The bill, which will amend 2030 climate targets that the UK Climate Change Committee has said are unachievable, can only be supported if there is real and accelerated climate action now instead of waiting till the end of the parliamentary session as the Government plans.
Mr Harvie said:
“We urgently need to go further and faster and show a scale of ambition that meets the scale of the crisis we face. At present, the Government isn’t doing that, and nothing in this bill will make them speed up.
“The Bill proposes new carbon budgets but does not include a robust timescale by which they would be produced or by which the government’s new climate plan will be published. Without those timescales we can have no certainty of the rapid progress that’s needed.
“At a time when the Scottish Government is belatedly recognising that Scotland is years behind where we should be on climate, we will have come through almost an entire parliamentary term with no credible climate plan – precisely the opposite of the accelerated action we need.“It is action that matters. In the last few weeks alone, the Scottish Government has raided renewable energy funding, cut nature restoration, removed investment in walking, wheeling and cycling and hiked up rail fares. None of this suggests that they grasp the severity of the crisis we are in.

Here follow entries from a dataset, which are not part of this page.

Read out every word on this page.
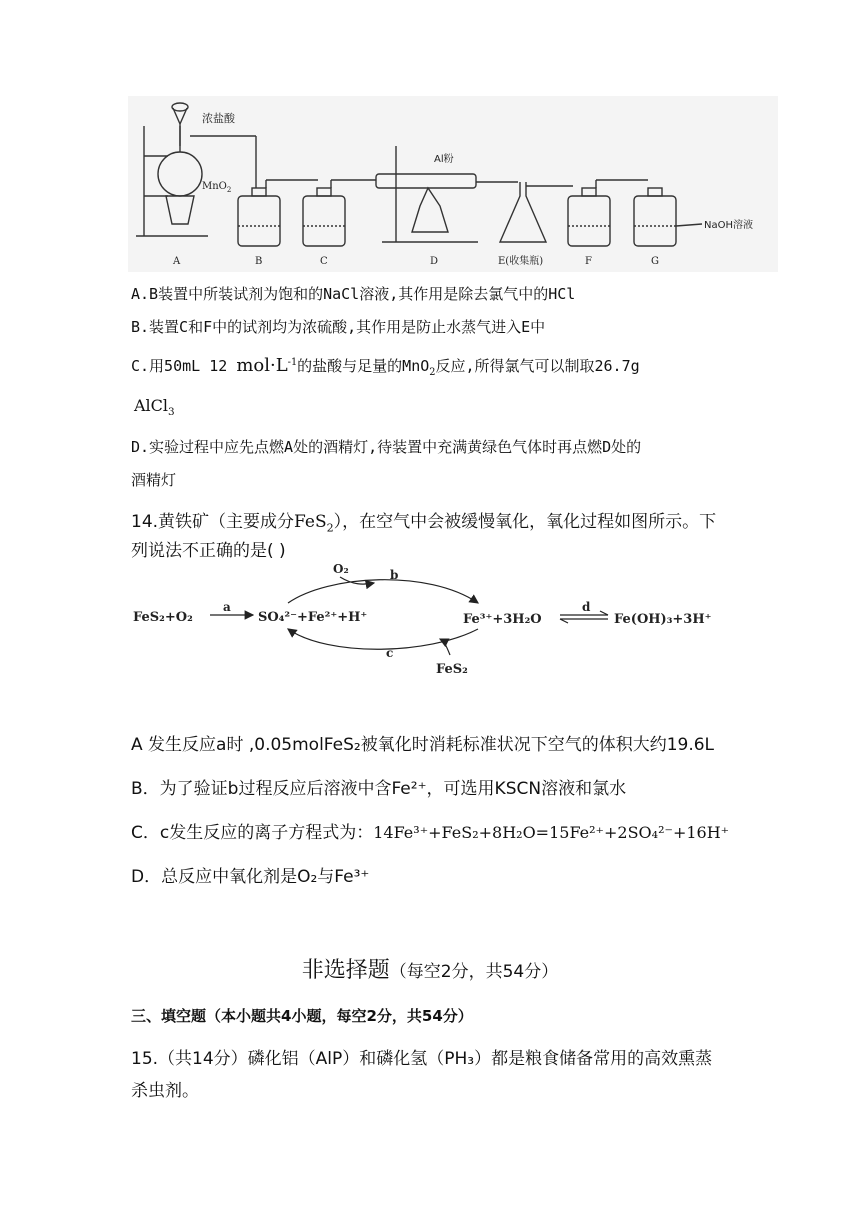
浓盐酸
MnO$_2$
Al粉
NaOH溶液
A	B	C	D	E(收集瓶)	F	G
A.B装置中所装试剂为饱和的NaCl溶液,其作用是除去氯气中的HCl
B.装置C和F中的试剂均为浓硫酸,其作用是防止水蒸气进入E中
C.用50mL 12 $mol\cdot L^{-1}$的盐酸与足量的MnO$_2$反应,所得氯气可以制取26.7g
AlCl$_3$
D.实验过程中应先点燃A处的酒精灯,待装置中充满黄绿色气体时再点燃D处的
酒精灯
14.黄铁矿（主要成分FeS$_2$），在空气中会被缓慢氧化，氧化过程如图所示。下
列说法不正确的是( )
FeS₂+O₂
a
SO₄²⁻+Fe²⁺+H⁺
O₂	b
Fe³⁺+3H₂O
d
Fe(OH)₃+3H⁺
c
FeS₂
A 发生反应a时 ,0.05molFeS₂被氧化时消耗标准状况下空气的体积大约19.6L
B．为了验证b过程反应后溶液中含Fe²⁺，可选用KSCN溶液和氯水
C．c发生反应的离子方程式为：14Fe³⁺+FeS₂+8H₂O=15Fe²⁺+2SO₄²⁻+16H⁺
D．总反应中氧化剂是O₂与Fe³⁺
非选择题（每空2分，共54分）
三、填空题（本小题共4小题，每空2分，共54分）
15.（共14分）磷化铝（AlP）和磷化氢（PH₃）都是粮食储备常用的高效熏蒸
杀虫剂。
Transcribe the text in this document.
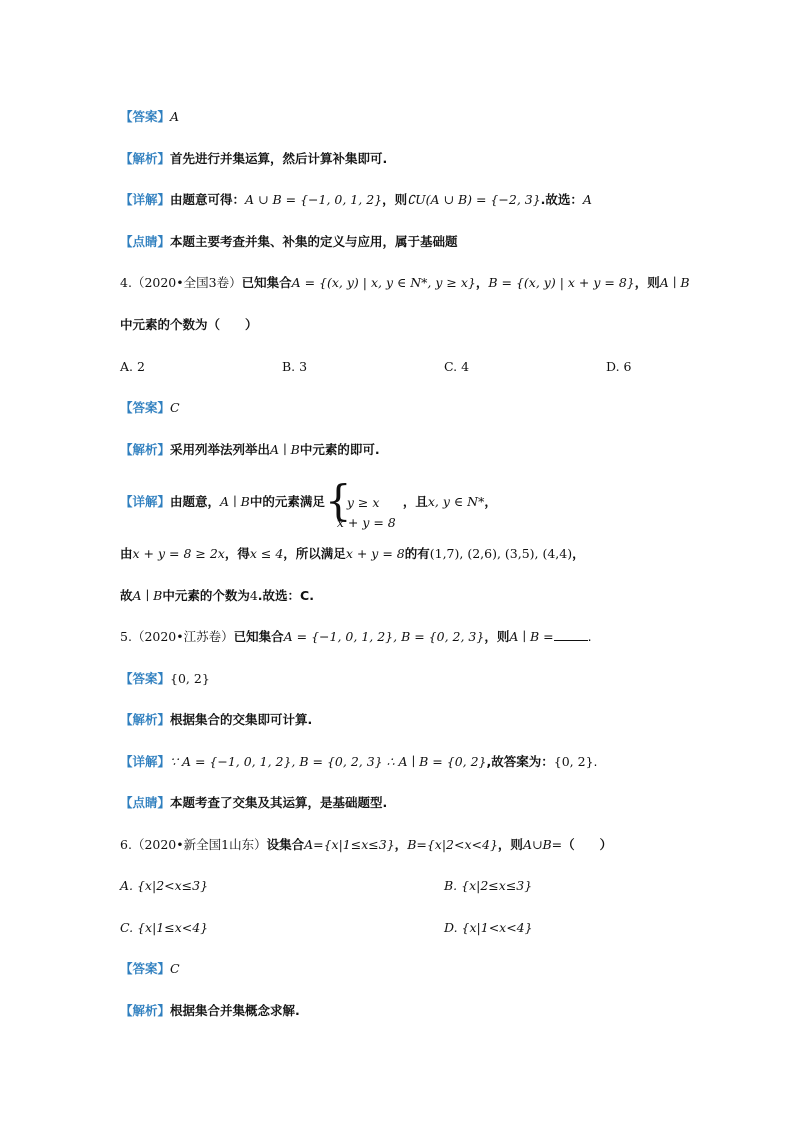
【答案】A
【解析】首先进行并集运算，然后计算补集即可.
【详解】由题意可得：A ∪ B = {−1, 0, 1, 2}，则∁U(A ∪ B) = {−2, 3}.故选：A
【点睛】本题主要考查并集、补集的定义与应用，属于基础题
4.（2020•全国3卷）已知集合A = {(x, y) | x, y ∈ N*, y ≥ x}，B = {(x, y) | x + y = 8}，则A ∣ B
中元素的个数为（　　）
A. 2	B. 3	C. 4	D. 6
【答案】C
【解析】采用列举法列举出A ∣ B中元素的即可.
【详解】由题意，A ∣ B中的元素满足 {
y ≥ x
x + y = 8
，且x, y ∈ N*，
由x + y = 8 ≥ 2x，得x ≤ 4，所以满足x + y = 8的有(1,7), (2,6), (3,5), (4,4)，
故A ∣ B中元素的个数为4.故选：C.
5.（2020•江苏卷）已知集合A = {−1, 0, 1, 2}, B = {0, 2, 3}，则A ∣ B =	.
【答案】{0, 2}
【解析】根据集合的交集即可计算.
【详解】∵ A = {−1, 0, 1, 2}, B = {0, 2, 3} ∴ A ∣ B = {0, 2},故答案为：{0, 2}.
【点睛】本题考查了交集及其运算，是基础题型.
6.（2020•新全国1山东）设集合A={x|1≤x≤3}，B={x|2<x<4}，则A∪B=（　　）
A. {x|2<x≤3}	B. {x|2≤x≤3}
C. {x|1≤x<4}	D. {x|1<x<4}
【答案】C
【解析】根据集合并集概念求解.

“There must be an immediate acceleration of action, as set out in bold and ambitious proposals that the Scottish Greens have published this week. Only if the Government commits now to those kinds of actions, can we support this Bill.”
This week, the Scottish Greens published The Climate Reset, a policy paper that lays out the party’s proposals, including plans to decarbonise transport by scrapping the reintroduction of peak rail fares and diverting funding from its climate-wrecking plans to dual the whole A96 into public transport.
The paper also calls for a real and urgent transition plan for the energy sector, urging the Scottish Government to maintain its presumption against new oil and gas exploration while rejecting the proposed expansion of the gas-fuelled power station at Peterhead.
With demands for the groundbreaking Heat in Buildings Bill to be introduced in the Autumn to deliver warmer, greener homes and record funding for Scotland’s nature, it is a positive and ambitious plan to cut carbon emissions and put Scotland on track to meet its climate obligations.